On Becoming French

Or, How I got here

I moved to France in September 2006. Prior to that, I had a great job in a field that I loved. I was twenty-six years old, had my Bachelor’s and was living on my own. My career was practically traced out and I was (on paper) doing quite well for myself. But I chucked it all. Why?

When I was seven years old, I took a French class for the first time. Prior to that, my mother had had a Spanish tutor for me for a couple of years, but all that really stuck was how to say 1 through 10 and a couple of colors. But French fascinated me. I don’t know if it was the subject itself, or that I had a fantastic teacher. Whatever it was, I was hooked. I wanted to be French. And in spite of only being able to study the language on and off through the years, I didn’t shut up about my dream of going to France until I was twenty-one (in 2001) and had the chance to study abroad for six weeks. It was simultaneously a wonderful and terrible experience.

When you’re studying French at school, one thing they emphasize is the similarity between France and the United States. How our revolutions were philosophically connected. How human rights and democracy are features of both countries. (dissecting that would take about a hundred blog posts) How we’re essentially cousins. So, when I went for the first time, I wasn’t prepared for the culture shock. Which was immense. To make matters worse, I stuffed down my feelings of irritation and frustration about the differences, judging myself, deciding that I was being too sensitive, or my perspective and thoughts were just wrong. (again, self-criticism that could be analyzed through a series of blog posts)

Stuffing things down is not a good strategy, in any case.

At the midpoint of my trip, I had a mini-breakdown.

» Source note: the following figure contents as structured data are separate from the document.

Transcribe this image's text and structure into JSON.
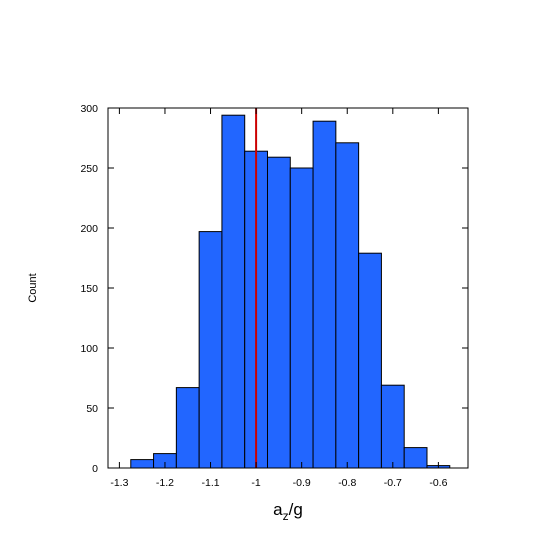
{
  "chart_data": {
    "type": "bar",
    "title": "",
    "xlabel": "a",
    "xlabel_sub": "z",
    "xlabel_suffix": "/g",
    "ylabel": "Count",
    "bin_edges": [
      -1.275,
      -1.225,
      -1.175,
      -1.125,
      -1.075,
      -1.025,
      -0.975,
      -0.925,
      -0.875,
      -0.825,
      -0.775,
      -0.725,
      -0.675,
      -0.625,
      -0.575
    ],
    "values": [
      7,
      12,
      67,
      197,
      294,
      264,
      259,
      250,
      289,
      271,
      179,
      69,
      17,
      2
    ],
    "xlim": [
      -1.325,
      -0.535
    ],
    "ylim": [
      0,
      300
    ],
    "xticks": [
      -1.3,
      -1.2,
      -1.1,
      -1,
      -0.9,
      -0.8,
      -0.7,
      -0.6
    ],
    "xtick_labels": [
      "-1.3",
      "-1.2",
      "-1.1",
      "-1",
      "-0.9",
      "-0.8",
      "-0.7",
      "-0.6"
    ],
    "yticks": [
      0,
      50,
      100,
      150,
      200,
      250,
      300
    ],
    "ytick_labels": [
      "0",
      "50",
      "100",
      "150",
      "200",
      "250",
      "300"
    ],
    "reference_line_x": -1,
    "bar_color": "#2266ff",
    "reference_line_color": "#cc0000",
    "grid": false,
    "legend": "none"
  }
}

After an evening of being harassed by a group of young men at Chatelet, having a bus fly by when we were terrified, and my best friend practically jumping in front of a taxi and flashing the driver to get him to stop to take us back to the Cité Universitaire, I found myself on the floor of a fellow student’s room, downing shots of Blue Curaçao and sobbing.

Word to the wise: straight shots of Blue Curaçao are nobody’s friend.

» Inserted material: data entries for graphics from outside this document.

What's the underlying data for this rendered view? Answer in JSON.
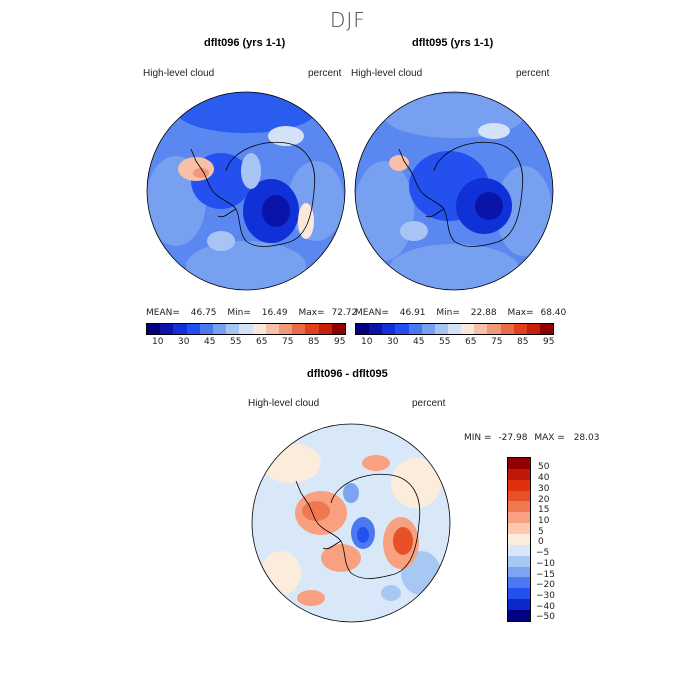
{
  "figure": {
    "title": "DJF"
  },
  "panels": [
    {
      "title": "dflt096 (yrs 1-1)",
      "variable": "High-level cloud",
      "units": "percent",
      "stats": {
        "mean_label": "MEAN=",
        "mean": "46.75",
        "min_label": "Min=",
        "min": "16.49",
        "max_label": "Max=",
        "max": "72.72"
      }
    },
    {
      "title": "dflt095 (yrs 1-1)",
      "variable": "High-level cloud",
      "units": "percent",
      "stats": {
        "mean_label": "MEAN=",
        "mean": "46.91",
        "min_label": "Min=",
        "min": "22.88",
        "max_label": "Max=",
        "max": "68.40"
      }
    },
    {
      "title": "dflt096 - dflt095",
      "variable": "High-level cloud",
      "units": "percent",
      "stats": {
        "min_label": "MIN =",
        "min": "-27.98",
        "max_label": "MAX =",
        "max": "28.03"
      }
    }
  ],
  "chart_data": [
    {
      "type": "heatmap",
      "projection": "south-polar-stereographic",
      "title": "dflt096 (yrs 1-1)",
      "field": "High-level cloud",
      "units": "percent",
      "mean": 46.75,
      "min": 16.49,
      "max": 72.72,
      "colorbar_ticks": [
        "10",
        "30",
        "45",
        "55",
        "65",
        "75",
        "85",
        "95"
      ],
      "colors": [
        "#000080",
        "#0a14a8",
        "#1030d8",
        "#2050f0",
        "#4a78f0",
        "#78a0f0",
        "#a8c4f4",
        "#d4e2f8",
        "#fbe8dc",
        "#f8c0a8",
        "#f09878",
        "#e86c48",
        "#e04020",
        "#c82008",
        "#900000"
      ]
    },
    {
      "type": "heatmap",
      "projection": "south-polar-stereographic",
      "title": "dflt095 (yrs 1-1)",
      "field": "High-level cloud",
      "units": "percent",
      "mean": 46.91,
      "min": 22.88,
      "max": 68.4,
      "colorbar_ticks": [
        "10",
        "30",
        "45",
        "55",
        "65",
        "75",
        "85",
        "95"
      ],
      "colors": [
        "#000080",
        "#0a14a8",
        "#1030d8",
        "#2050f0",
        "#4a78f0",
        "#78a0f0",
        "#a8c4f4",
        "#d4e2f8",
        "#fbe8dc",
        "#f8c0a8",
        "#f09878",
        "#e86c48",
        "#e04020",
        "#c82008",
        "#900000"
      ]
    },
    {
      "type": "heatmap",
      "projection": "south-polar-stereographic",
      "title": "dflt096 - dflt095",
      "field": "High-level cloud",
      "units": "percent",
      "min": -27.98,
      "max": 28.03,
      "colorbar_ticks": [
        "50",
        "40",
        "30",
        "20",
        "15",
        "10",
        "5",
        "0",
        "−5",
        "−10",
        "−15",
        "−20",
        "−30",
        "−40",
        "−50"
      ],
      "colors": [
        "#900000",
        "#c01808",
        "#e03010",
        "#e85028",
        "#f07850",
        "#f8a080",
        "#fcc8b0",
        "#fcecdc",
        "#d8e8f8",
        "#a8c8f4",
        "#7ca4f0",
        "#4c78f0",
        "#2450f0",
        "#0c28c8",
        "#000080"
      ]
    }
  ]
}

For the next three weeks, I could not wait to get back home. I enjoyed my French class, took advantage of the planned excursions, and had fun with my fellow students. And I loathed the French. I did not eat their cheese, drink their wine, or try to understand them at all. It was quite the 180 from the perspective I’d had after so many years of dreaming to get there.

I should note that I was studying in Paris. Parisians and the French in general frequently get conflated and that should really not be the case.

When I got back, I checked the “been to Paris” box on my bucket list, finished school and set to work in politics.

But after a few years, the itch came back. Sure, I’d been to Paris for six weeks, but I hadn’t actually lived in France. I shunted it to the side, thinking “been there, done that”. Then it would come back. A nagging little thought that popped up every now and then.
I started working for the state Legislature. A short-term contract here, another there, and finally a permanent position. But my personal life was in shambles. I was severely depressed (hello undiagnosed bipolar disorder!).

I became so miserable that I made a new bucket list. There were only three items:

1 – get a Master’s Degree

2 – live in Paris for at least one year

3 – write a book

Once I accomplished those things, I could kill myself.

Yep, that’s how bad it was. I’d reached out for mental health help multiple times, and when I did the experiences ranged from useless to awful to downright terrifying. And so much more than I could afford. Support from my family was non-existent and the few friends who knew that I struggled didn’t realize how bad things were.

I adored my work, but since I knew that I was going to kill myself eventually, I decided to get started on the new bucket list so I could just get on with dying.

I found an American Master’s Program in Paris (my French was no longer good enough to do a program in French). It would give me two years in the City of Light. Once that was done, I’d go back home, pretend everything was okay, write my book and then I could die.

What I didn’t count on was meeting someone. It seemed silly to get romantically involved if my life had an approaching expiration date, but I thought “Why not? Who doesn’t like the idea of a French romance? Maybe I can throw it in my book.” What started as casual dating got a little more serious. I discovered other parts of France. I met his family. And I discovered a health care system that was actually about care, not profits.

What a concept?!

The Frenchman and I went back to the States for a friend’s wedding. Going through a box of my stuff, I found an old journal with a post-it note inside. I’d written, “What if my husband is in France?” I did remember writing it, but it had seemed like a pipe dream, like a desperate grasp at the idea of a future for myself.

Turns out I’d been right.

And now, years later, I’m French. Dual citizenship, two passports, bilingual and in much better mental health.

I’m pretty sure seven-year-old me would be proud.